We’ve spent a lot of time trying to answer that question, but we haven’t been able to come up with any clear or conclusive findings. That said, people who come in with a very real problem that they’re very aware of do really well in SST. An immediate problem. A painful problem. Something they want to solve, or something that gives them back the power over their own lives or their own choices in life. This sort of awareness going into a session does facilitate a more effective single-session therapy experience.

This is why there are therapeutic walk-in clinics all over the world now [and similarly oriented apps]. You basically walk into a place — it could be in a shopping mall, for example — and there’s no paperwork or exams to take before you meet with a therapist five minutes after walking into the clinic. You hit the ground running and try to do everything you can within that one hour.
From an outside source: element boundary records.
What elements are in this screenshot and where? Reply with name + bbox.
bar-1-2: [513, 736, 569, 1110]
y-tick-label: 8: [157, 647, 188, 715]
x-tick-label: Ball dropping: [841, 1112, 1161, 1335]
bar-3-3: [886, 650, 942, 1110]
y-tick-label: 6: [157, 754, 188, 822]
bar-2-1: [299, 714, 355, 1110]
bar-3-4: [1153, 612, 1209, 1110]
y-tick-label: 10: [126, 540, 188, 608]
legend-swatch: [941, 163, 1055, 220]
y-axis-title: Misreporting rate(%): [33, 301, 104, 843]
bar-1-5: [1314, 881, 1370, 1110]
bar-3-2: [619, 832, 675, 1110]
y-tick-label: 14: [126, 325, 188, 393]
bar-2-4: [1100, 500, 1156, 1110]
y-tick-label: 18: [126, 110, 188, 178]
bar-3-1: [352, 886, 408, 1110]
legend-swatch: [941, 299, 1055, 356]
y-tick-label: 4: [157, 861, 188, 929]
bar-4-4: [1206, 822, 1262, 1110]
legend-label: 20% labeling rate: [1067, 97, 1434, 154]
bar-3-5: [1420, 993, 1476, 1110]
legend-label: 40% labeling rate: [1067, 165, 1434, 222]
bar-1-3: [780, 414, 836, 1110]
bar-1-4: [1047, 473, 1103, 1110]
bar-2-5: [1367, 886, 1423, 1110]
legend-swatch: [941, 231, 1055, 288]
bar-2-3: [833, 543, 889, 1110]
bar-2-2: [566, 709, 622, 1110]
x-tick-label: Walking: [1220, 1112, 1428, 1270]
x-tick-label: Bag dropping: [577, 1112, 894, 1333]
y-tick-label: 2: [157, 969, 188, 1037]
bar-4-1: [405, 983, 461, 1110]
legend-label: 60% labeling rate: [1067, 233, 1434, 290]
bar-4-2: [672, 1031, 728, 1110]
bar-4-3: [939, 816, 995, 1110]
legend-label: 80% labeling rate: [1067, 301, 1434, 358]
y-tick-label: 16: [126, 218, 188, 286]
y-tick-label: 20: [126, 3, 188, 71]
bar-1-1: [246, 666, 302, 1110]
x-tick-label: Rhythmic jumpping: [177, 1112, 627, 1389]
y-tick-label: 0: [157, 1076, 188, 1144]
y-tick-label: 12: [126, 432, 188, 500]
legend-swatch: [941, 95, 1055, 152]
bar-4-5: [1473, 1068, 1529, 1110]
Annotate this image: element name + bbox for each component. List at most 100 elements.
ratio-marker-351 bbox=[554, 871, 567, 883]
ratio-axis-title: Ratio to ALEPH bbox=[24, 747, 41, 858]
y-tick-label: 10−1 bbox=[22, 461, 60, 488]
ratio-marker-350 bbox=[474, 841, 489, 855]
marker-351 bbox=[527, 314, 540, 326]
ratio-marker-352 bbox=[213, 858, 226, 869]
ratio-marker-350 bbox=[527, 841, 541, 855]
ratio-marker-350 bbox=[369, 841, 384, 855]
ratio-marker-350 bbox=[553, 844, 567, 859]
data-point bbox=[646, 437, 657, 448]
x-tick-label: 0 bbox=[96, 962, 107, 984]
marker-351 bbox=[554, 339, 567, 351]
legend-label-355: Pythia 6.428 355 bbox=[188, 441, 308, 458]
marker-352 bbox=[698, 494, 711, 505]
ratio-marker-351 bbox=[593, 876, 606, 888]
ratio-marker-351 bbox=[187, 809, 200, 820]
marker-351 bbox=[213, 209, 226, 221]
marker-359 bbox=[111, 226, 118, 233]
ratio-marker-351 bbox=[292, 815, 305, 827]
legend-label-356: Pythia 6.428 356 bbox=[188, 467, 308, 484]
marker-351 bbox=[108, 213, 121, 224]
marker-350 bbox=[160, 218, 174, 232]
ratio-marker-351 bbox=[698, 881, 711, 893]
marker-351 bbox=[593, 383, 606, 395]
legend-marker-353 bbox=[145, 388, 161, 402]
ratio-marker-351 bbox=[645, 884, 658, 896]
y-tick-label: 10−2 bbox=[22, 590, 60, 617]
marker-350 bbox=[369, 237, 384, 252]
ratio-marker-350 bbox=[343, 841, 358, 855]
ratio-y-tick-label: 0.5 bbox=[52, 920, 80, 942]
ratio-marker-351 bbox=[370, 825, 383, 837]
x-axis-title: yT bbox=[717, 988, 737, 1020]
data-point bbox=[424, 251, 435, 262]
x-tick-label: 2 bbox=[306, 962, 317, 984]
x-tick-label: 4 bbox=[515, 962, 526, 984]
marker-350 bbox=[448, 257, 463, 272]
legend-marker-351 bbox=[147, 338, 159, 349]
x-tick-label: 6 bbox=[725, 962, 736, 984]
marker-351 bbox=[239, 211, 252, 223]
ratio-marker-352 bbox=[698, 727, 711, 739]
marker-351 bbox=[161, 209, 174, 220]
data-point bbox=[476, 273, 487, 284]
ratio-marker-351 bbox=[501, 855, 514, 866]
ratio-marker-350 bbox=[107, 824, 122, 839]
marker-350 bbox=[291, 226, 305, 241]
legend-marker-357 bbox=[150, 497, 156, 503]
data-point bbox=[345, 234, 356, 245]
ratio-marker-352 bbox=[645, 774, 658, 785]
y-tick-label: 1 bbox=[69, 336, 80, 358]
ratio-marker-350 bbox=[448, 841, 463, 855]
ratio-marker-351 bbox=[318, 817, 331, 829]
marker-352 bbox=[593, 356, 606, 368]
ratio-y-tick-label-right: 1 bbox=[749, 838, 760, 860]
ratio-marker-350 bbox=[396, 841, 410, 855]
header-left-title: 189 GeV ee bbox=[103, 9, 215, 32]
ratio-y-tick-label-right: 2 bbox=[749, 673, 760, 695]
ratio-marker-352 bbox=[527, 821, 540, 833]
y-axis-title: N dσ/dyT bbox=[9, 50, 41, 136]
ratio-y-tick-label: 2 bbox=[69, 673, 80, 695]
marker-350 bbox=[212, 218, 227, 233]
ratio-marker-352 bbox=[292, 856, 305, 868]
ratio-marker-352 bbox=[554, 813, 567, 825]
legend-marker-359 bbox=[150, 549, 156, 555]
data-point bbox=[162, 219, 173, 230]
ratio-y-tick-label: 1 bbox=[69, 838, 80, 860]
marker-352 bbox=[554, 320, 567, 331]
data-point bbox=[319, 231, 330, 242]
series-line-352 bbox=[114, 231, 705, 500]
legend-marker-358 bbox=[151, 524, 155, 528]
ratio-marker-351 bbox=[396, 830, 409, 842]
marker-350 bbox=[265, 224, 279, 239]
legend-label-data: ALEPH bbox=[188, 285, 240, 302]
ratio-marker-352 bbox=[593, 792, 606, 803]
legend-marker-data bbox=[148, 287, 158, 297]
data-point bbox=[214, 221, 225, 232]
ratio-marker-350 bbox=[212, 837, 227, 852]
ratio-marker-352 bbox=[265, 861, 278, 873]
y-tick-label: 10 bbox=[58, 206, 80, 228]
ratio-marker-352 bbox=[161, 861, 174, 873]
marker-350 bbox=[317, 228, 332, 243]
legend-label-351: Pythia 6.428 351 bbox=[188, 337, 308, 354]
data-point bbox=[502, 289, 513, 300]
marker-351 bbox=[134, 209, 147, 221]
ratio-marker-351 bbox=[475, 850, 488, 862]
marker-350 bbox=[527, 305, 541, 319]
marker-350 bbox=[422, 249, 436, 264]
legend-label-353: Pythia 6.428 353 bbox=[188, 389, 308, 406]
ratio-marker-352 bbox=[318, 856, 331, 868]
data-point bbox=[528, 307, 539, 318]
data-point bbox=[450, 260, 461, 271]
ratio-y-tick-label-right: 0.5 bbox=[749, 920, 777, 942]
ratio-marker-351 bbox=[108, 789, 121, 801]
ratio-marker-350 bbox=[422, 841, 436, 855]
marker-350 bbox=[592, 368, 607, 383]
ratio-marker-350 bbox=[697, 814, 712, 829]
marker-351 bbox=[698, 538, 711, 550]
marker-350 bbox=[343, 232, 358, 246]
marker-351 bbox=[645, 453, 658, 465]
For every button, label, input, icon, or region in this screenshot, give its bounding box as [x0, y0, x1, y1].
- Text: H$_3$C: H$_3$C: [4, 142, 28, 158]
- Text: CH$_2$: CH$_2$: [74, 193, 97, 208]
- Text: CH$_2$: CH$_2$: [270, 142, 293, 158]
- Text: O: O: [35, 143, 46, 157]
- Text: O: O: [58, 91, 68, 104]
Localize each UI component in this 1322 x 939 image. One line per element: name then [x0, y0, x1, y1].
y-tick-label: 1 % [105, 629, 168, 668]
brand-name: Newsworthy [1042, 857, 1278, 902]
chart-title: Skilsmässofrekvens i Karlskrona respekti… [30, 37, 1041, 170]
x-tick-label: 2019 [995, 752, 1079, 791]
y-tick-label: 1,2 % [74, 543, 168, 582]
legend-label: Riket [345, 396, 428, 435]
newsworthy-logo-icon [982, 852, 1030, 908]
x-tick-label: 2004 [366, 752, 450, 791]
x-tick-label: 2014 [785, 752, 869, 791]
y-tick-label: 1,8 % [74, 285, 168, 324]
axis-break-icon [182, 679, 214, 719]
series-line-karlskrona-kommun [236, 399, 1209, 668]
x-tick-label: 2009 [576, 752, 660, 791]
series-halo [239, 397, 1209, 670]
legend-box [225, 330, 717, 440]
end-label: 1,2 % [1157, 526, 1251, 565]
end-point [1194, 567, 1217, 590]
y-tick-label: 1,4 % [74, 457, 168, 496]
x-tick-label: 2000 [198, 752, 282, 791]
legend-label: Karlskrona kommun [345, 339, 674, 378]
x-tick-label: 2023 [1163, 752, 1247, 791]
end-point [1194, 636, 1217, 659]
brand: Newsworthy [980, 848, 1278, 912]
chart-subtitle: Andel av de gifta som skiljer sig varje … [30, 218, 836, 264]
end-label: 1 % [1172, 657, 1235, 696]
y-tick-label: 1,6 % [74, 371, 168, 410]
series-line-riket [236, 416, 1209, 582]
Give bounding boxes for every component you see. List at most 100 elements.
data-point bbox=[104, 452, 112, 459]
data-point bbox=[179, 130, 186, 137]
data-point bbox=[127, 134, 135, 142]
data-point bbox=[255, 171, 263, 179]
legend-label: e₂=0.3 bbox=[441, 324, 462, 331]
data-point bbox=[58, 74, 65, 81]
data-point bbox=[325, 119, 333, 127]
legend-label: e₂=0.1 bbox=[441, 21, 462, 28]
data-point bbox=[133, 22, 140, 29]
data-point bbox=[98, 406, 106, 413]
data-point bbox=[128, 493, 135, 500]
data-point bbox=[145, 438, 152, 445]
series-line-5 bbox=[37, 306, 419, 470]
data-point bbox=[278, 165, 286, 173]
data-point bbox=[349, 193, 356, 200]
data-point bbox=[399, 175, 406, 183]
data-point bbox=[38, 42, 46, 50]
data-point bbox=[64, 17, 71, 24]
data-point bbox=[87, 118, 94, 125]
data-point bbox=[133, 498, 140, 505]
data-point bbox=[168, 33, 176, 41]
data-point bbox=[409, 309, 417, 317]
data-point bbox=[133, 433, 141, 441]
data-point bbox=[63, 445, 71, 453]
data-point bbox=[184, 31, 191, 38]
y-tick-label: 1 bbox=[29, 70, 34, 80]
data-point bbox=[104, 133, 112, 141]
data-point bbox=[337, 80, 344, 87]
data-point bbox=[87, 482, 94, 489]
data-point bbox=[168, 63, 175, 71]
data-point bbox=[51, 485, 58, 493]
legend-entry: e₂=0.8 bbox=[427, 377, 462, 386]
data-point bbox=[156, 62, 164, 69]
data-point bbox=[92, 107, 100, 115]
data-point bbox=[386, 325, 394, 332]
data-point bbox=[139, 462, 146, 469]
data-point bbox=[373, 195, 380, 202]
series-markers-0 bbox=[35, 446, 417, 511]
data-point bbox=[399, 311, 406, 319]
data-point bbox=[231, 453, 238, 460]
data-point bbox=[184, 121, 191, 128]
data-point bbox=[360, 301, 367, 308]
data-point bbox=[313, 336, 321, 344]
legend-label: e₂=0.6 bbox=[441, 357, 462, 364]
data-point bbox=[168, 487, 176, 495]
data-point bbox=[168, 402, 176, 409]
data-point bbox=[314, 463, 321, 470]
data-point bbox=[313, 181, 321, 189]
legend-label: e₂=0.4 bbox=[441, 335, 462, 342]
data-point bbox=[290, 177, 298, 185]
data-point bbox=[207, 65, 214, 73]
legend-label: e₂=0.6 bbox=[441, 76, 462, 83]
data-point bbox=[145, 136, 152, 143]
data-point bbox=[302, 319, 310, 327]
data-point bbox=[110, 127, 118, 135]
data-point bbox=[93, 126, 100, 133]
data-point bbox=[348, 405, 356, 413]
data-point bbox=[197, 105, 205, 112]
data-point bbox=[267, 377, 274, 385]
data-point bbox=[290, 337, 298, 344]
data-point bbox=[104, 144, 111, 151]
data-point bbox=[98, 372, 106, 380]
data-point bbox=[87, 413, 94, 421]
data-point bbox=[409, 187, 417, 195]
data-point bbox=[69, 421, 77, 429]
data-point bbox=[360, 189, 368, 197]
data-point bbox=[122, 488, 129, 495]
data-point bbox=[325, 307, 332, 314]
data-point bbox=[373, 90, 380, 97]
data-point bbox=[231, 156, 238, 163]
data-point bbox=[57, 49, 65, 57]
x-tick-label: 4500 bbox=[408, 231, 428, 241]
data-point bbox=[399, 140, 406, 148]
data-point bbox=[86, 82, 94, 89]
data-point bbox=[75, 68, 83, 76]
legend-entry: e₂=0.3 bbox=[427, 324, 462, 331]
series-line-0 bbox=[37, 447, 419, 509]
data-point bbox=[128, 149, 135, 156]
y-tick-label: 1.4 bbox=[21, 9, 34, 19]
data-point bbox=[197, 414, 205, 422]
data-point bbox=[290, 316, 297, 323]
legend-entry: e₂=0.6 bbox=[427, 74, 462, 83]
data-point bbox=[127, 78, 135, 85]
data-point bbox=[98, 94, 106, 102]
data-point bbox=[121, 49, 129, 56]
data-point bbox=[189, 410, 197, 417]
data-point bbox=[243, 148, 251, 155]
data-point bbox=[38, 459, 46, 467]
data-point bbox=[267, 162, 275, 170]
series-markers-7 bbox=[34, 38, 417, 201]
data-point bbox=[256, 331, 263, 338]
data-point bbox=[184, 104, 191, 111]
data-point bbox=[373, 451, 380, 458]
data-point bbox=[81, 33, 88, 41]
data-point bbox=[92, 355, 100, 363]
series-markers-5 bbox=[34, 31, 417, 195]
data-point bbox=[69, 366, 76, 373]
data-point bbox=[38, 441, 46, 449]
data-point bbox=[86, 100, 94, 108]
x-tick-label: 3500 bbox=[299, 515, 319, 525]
It’s a remarkable mindset that allows both the therapist and client not to bullshit each other too much.

Do you think that the opposite can be true, too — that SST can help people, especially men, who aren’t as clear about their problems or even that likely to try therapy in the first place?
It can overcome some of the fears people have that make them avoid therapy. It’s unfortunate that more than 50 percent of people who suffer from serious mental health problems still have never seen a therapist. It’s not because there’s a lack of therapists or a lack of people who want to provide therapy. It has more to do with the fears people have about how long, how extensive and how much it will require them to dig into things they might not want to deal with.

So yeah, SST is more likely to help people who aren’t interested in long-term therapy and more likely to help people who cannot afford long-term therapy. It also can allow people who aren’t interested in psychoanalyzing themselves to acknowledge a serious problem they want to cope with or solve.

In SST, we respect the focus or definition of the problem that the client brings into the session. We don’t say to them, “Oh, you don’t have any problem with your boyfriend. You have a problem with your father,” or “You don’t have a problem with your stomach. It’s a problem with your avoidance.” We aren’t trying to teach them a new language or a new way of psychoanalyzing themselves. I think that allows people to engage, to open up and feel like they were heard and understood. SST is effective at validating a person’s experience, which is sometimes all they need.

In that way, SST has taught me not to try to outsmart or “cure” my clients, but to be as useful and helpful as I can be during our time together and hope we can connect in a meaningful way. Sometimes this doesn’t even require a whole session. It can happen in five good moments — or just one good moment.